The clock ticked. The breathing patterns of dozens were kept to a standstill. The only thing that mattered was the spectacle of Mr. Larry Fleming willingly giving his consciousness to the oblivion of the unknown. His hand hovered, the button called. Tears trickled down rhythmically.

He touched the button. Felt its rigidity, its texture. With the push of something so finite, he’d be sent to the realm of the infinite. He looked at the others. At their spectacle. What would his wife think? How would she balance out the pros and cons of the situation?

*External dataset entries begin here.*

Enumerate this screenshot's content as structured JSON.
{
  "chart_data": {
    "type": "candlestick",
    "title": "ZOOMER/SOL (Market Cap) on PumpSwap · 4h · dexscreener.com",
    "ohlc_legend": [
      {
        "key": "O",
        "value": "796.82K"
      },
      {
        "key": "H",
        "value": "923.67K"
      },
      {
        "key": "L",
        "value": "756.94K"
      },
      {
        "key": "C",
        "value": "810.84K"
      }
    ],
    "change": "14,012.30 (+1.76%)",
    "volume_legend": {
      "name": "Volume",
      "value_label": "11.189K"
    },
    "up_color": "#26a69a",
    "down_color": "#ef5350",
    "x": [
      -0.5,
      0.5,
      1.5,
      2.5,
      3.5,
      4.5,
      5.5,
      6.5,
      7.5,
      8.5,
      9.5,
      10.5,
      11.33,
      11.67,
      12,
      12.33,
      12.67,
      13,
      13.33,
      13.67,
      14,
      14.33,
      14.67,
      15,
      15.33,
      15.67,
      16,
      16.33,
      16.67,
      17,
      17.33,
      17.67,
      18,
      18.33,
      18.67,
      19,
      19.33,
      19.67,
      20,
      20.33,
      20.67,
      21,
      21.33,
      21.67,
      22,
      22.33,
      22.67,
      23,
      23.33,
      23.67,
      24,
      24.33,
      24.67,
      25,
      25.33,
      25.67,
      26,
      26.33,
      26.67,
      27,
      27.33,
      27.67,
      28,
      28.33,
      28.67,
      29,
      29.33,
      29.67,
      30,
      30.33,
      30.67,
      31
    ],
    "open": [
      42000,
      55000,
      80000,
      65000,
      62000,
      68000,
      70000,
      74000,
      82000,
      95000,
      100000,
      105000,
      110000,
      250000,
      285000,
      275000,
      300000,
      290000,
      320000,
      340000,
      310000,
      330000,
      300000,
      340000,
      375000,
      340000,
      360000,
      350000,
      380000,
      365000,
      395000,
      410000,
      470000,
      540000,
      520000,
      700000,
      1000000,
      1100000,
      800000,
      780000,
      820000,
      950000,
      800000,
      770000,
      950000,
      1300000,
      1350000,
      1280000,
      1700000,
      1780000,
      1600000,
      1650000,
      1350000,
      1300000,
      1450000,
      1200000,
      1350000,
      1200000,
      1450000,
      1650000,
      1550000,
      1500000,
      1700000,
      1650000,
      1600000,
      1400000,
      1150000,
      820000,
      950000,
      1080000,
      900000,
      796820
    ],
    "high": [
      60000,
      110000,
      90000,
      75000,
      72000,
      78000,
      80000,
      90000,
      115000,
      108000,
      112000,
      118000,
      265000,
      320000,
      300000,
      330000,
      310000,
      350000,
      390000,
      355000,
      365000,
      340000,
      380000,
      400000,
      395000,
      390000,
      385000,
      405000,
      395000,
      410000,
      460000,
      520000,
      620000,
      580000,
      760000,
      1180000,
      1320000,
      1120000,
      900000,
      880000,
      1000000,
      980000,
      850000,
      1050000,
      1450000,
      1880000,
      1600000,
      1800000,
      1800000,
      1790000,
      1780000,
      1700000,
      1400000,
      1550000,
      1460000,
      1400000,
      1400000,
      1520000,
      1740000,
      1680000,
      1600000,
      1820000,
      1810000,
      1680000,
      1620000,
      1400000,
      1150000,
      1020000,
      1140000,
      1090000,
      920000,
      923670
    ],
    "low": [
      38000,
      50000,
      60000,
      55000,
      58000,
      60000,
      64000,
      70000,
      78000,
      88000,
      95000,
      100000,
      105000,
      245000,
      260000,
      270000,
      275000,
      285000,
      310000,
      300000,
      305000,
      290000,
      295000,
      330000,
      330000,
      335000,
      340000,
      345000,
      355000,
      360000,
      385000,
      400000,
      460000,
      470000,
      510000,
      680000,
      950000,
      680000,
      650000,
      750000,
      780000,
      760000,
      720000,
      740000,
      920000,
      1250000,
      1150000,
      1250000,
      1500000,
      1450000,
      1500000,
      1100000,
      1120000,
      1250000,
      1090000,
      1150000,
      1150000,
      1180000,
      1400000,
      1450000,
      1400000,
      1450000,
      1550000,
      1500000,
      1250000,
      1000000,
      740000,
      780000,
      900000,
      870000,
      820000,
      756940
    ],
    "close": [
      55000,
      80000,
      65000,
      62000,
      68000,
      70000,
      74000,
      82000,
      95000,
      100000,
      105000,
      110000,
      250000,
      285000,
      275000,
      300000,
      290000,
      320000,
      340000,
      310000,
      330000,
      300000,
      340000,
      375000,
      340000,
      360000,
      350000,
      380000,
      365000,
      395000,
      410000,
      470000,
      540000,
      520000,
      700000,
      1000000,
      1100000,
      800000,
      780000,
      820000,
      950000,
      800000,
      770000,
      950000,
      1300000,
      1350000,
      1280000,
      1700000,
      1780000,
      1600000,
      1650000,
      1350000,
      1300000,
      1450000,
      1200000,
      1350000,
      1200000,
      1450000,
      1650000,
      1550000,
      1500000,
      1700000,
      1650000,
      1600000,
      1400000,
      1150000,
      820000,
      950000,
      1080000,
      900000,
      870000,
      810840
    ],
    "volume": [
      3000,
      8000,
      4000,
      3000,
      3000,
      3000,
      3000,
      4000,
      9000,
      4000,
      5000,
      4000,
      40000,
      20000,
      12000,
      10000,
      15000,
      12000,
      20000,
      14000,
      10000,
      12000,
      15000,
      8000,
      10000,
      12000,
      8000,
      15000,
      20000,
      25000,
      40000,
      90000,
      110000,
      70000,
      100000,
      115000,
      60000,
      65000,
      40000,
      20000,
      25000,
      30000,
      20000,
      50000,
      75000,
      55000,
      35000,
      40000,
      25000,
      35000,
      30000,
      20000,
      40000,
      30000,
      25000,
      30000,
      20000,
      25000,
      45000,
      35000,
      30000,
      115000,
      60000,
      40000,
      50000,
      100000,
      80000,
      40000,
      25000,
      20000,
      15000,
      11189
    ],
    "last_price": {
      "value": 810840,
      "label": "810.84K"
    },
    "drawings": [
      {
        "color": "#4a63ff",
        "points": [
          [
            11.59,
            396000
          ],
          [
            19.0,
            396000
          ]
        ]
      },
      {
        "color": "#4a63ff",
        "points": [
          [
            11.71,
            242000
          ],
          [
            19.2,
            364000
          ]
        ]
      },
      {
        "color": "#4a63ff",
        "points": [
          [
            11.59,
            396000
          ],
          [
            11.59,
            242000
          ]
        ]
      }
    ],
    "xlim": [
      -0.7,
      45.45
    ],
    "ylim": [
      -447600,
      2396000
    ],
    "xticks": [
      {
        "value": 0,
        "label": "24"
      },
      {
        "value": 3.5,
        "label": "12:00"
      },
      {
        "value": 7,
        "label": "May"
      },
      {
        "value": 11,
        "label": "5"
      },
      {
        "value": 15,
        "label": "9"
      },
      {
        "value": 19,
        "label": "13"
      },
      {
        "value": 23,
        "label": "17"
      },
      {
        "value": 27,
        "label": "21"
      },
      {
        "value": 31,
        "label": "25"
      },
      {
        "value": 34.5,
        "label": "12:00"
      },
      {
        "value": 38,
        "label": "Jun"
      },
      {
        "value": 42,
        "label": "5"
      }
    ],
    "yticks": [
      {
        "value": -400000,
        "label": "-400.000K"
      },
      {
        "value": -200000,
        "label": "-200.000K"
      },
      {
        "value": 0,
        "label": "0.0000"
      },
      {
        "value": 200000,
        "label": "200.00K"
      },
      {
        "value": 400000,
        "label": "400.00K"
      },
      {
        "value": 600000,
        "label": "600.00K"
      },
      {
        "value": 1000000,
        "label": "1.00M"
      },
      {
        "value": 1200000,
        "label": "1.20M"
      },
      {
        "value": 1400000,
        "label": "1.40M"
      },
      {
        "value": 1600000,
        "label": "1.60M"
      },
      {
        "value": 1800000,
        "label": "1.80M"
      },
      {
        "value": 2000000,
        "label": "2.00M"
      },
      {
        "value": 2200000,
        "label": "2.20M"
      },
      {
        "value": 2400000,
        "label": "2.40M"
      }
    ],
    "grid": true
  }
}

Honest? She’d fight. She’d push to make her own corner of the universe as harmonious as possible. She’d refuse to let human heartache interfere with her universal responsibilities for good. And so he refused. For the sake of her memory he refused.

Fuck the legislation, fuck “mental incarceration.” We’re all relegated to our own 1300 cc of skull space for a purpose. We’re subjected to the triumphs and the failures for the same reason: we can take it. We must take it.

Larry Fleming walked away from it all. He did it for her memory. For his own. But most of all, to be an example for all living beings throughout the universe. He wanted them all to know that they could bear it all and more if they believed they could. They could do as he did, and they would.

Mr. Fleming didn’t know it, but she watched him that day. And she was proud.